Un tribunal innocente un ancien ministre accusé de trahison

L'ancien ministre de la Défense de la République centrafricaine,
Jean-Jacques Demafouth, a été acquitté lundi d'accusations voulant qu'il ait organisé un Coup d'État contre le président Ange-Félix Patasse, a rapporté la station de radio d'État Radio Centrafrique.

"La cour n'a pas vu de preuves suffisantes démontrant que Jean-Jacques Demafouth ait commis quelque chose qui aurait pu attenter à la sécurité intérieure et publique, en mai 2001", a déclaré Zacharie N'douba, président de la Cour pénale nationale.

"C'est un verdict juste. Tous savaient qu'il n'y avait aucune charge contre M. Demafouth", a affirmé à IRIN Nicolas Tiangaye, l'un des trois avocats chargés de défendre M. Demafouth.

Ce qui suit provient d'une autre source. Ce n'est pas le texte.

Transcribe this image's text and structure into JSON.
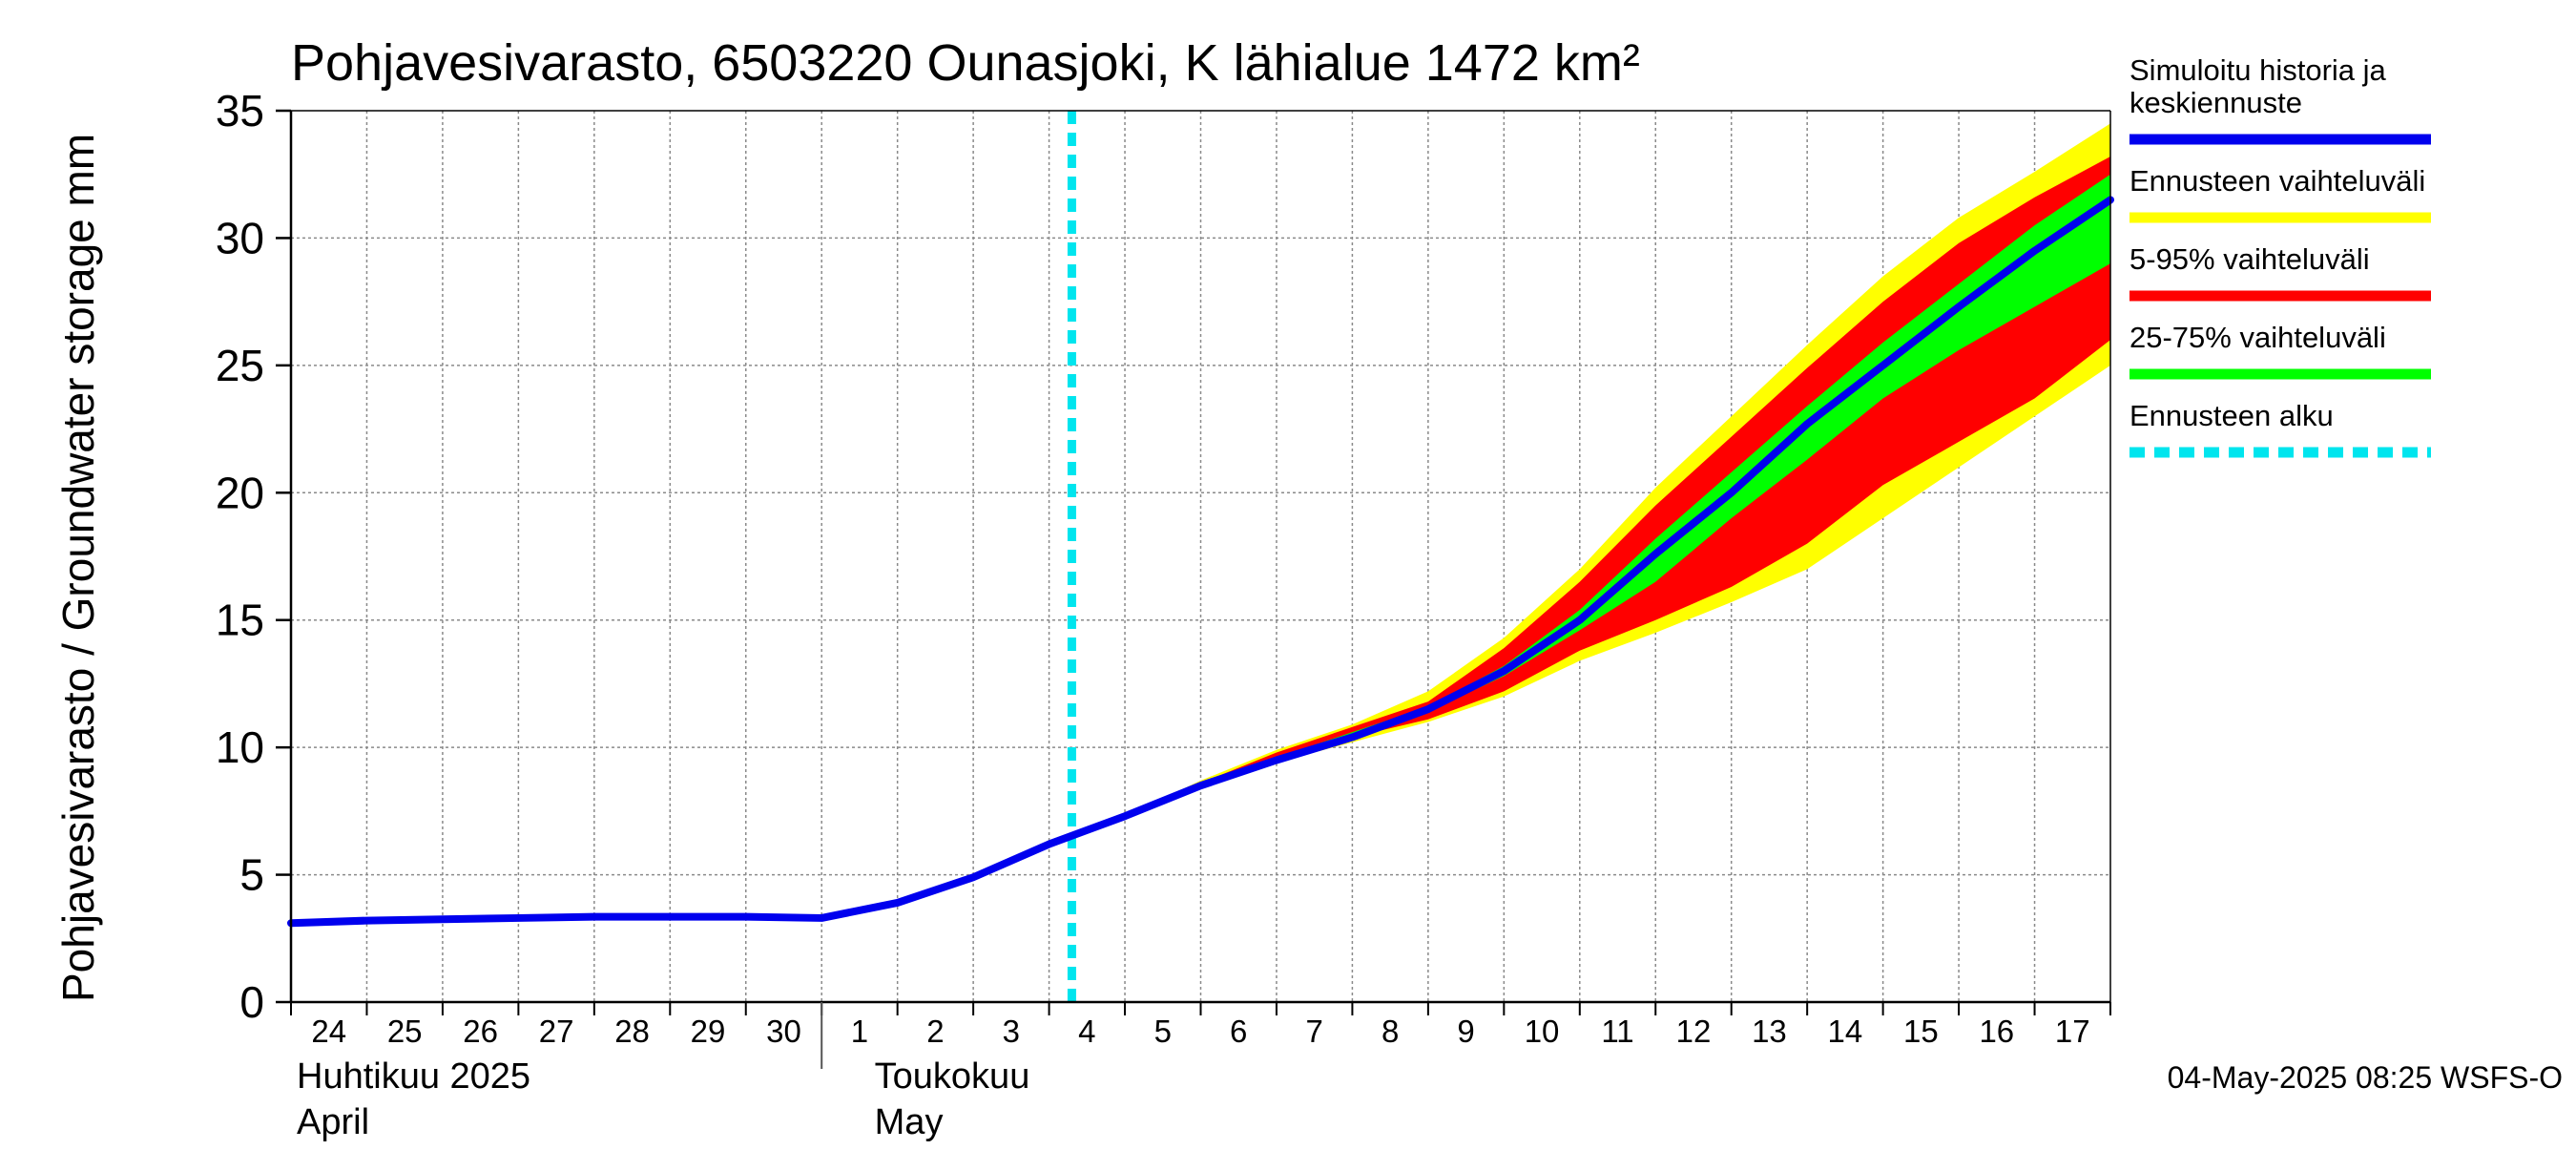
{
  "chart_data": {
    "type": "area",
    "title": "Pohjavesivarasto, 6503220 Ounasjoki, K lähialue 1472 km²",
    "ylabel": "Pohjavesivarasto / Groundwater storage   mm",
    "ylim": [
      0,
      35
    ],
    "y_ticks": [
      "0",
      "5",
      "10",
      "15",
      "20",
      "25",
      "30",
      "35"
    ],
    "x_tick_labels": [
      "24",
      "25",
      "26",
      "27",
      "28",
      "29",
      "30",
      "1",
      "2",
      "3",
      "4",
      "5",
      "6",
      "7",
      "8",
      "9",
      "10",
      "11",
      "12",
      "13",
      "14",
      "15",
      "16",
      "17"
    ],
    "month_labels": [
      {
        "line1": "Huhtikuu  2025",
        "line2": "April"
      },
      {
        "line1": "Toukokuu",
        "line2": "May"
      }
    ],
    "grid": true,
    "legend_position": "right",
    "forecast_start_day": 10.3,
    "legend": [
      {
        "label_lines": [
          "Simuloitu historia ja",
          "keskiennuste"
        ],
        "color": "#0000ee",
        "style": "solid"
      },
      {
        "label_lines": [
          "Ennusteen vaihteluväli"
        ],
        "color": "#ffff00",
        "style": "solid"
      },
      {
        "label_lines": [
          "5-95% vaihteluväli"
        ],
        "color": "#ff0000",
        "style": "solid"
      },
      {
        "label_lines": [
          "25-75% vaihteluväli"
        ],
        "color": "#00ff00",
        "style": "solid"
      },
      {
        "label_lines": [
          "Ennusteen alku"
        ],
        "color": "#00e5ee",
        "style": "dashed"
      }
    ],
    "series": [
      {
        "name": "Simuloitu historia ja keskiennuste",
        "x": [
          0,
          1,
          2,
          3,
          4,
          5,
          6,
          7,
          8,
          9,
          10,
          11,
          12,
          13,
          14,
          15,
          16,
          17,
          18,
          19,
          20,
          21,
          22,
          23,
          24
        ],
        "values": [
          3.1,
          3.2,
          3.25,
          3.3,
          3.35,
          3.35,
          3.35,
          3.3,
          3.9,
          4.9,
          6.2,
          7.3,
          8.5,
          9.5,
          10.4,
          11.5,
          13.0,
          15.0,
          17.6,
          20.0,
          22.7,
          25.0,
          27.3,
          29.5,
          31.5
        ]
      },
      {
        "name": "Ennusteen vaihteluväli",
        "x": [
          10.3,
          11,
          12,
          13,
          14,
          15,
          16,
          17,
          18,
          19,
          20,
          21,
          22,
          23,
          24
        ],
        "lower": [
          6.4,
          7.3,
          8.5,
          9.4,
          10.2,
          11.0,
          12.0,
          13.4,
          14.5,
          15.7,
          17.0,
          19.0,
          21.0,
          23.0,
          25.0
        ],
        "upper": [
          6.4,
          7.3,
          8.7,
          9.9,
          10.9,
          12.2,
          14.3,
          17.0,
          20.2,
          23.0,
          25.8,
          28.5,
          30.8,
          32.6,
          34.5
        ]
      },
      {
        "name": "5-95% vaihteluväli",
        "x": [
          10.3,
          11,
          12,
          13,
          14,
          15,
          16,
          17,
          18,
          19,
          20,
          21,
          22,
          23,
          24
        ],
        "lower": [
          6.4,
          7.3,
          8.5,
          9.5,
          10.4,
          11.1,
          12.2,
          13.8,
          15.0,
          16.3,
          18.0,
          20.3,
          22.0,
          23.7,
          26.0
        ],
        "upper": [
          6.4,
          7.3,
          8.6,
          9.8,
          10.8,
          11.8,
          13.9,
          16.5,
          19.5,
          22.2,
          24.9,
          27.5,
          29.8,
          31.6,
          33.2
        ]
      },
      {
        "name": "25-75% vaihteluväli",
        "x": [
          10.3,
          11,
          12,
          13,
          14,
          15,
          16,
          17,
          18,
          19,
          20,
          21,
          22,
          23,
          24
        ],
        "lower": [
          6.4,
          7.3,
          8.5,
          9.5,
          10.4,
          11.4,
          12.8,
          14.6,
          16.5,
          19.0,
          21.3,
          23.7,
          25.6,
          27.3,
          29.0
        ],
        "upper": [
          6.4,
          7.3,
          8.5,
          9.6,
          10.6,
          11.6,
          13.2,
          15.4,
          18.2,
          20.8,
          23.4,
          25.9,
          28.2,
          30.5,
          32.5
        ]
      }
    ]
  },
  "timestamp": "04-May-2025 08:25 WSFS-O"
}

Le procureur en chef, Joseph Bindoumi, avait réclamé de la cour l'imposition d'une sentence de 20 ans d'emprisonnement contre M. Demafouth. Le procès de ce dernier, tout comme ceux de 80 co-accusés et de 600 autres fugitifs condamnés par contumace, était retransmis par la radio d'État. L'ancien président, André Kolingba, et ses trois fils font partie des accusés
condamnés à mort par contumace.

M. Demafouth a été libéré de la prison où il était détenu depuis son
arrestation, en août 2001, sur présomption d'avoir planifié un coup d'État avec l'aide de Jean-Pierre Bemba, le chef du Mouvement de libération du Congo, un groupe rebelle de la République démocratique du Congo. Le bureau du procureur prétendait que ce Coup d'État avait échoué à cause de la tentative avortée de renversement montée par M. Kolingba, qui était survenue
en premier, le 28 mai 2001.

Durant la session préliminaire de son procès, plus tôt cette année, M.
Demafouth avait réfuté avoir été impliqué dans quelque tentative de Coup d'État que ce soit. Il avait proclamé sa loyauté envers M. Patasse et accusé l'entourage de celui-ci d'avoir orchestré son arrestation.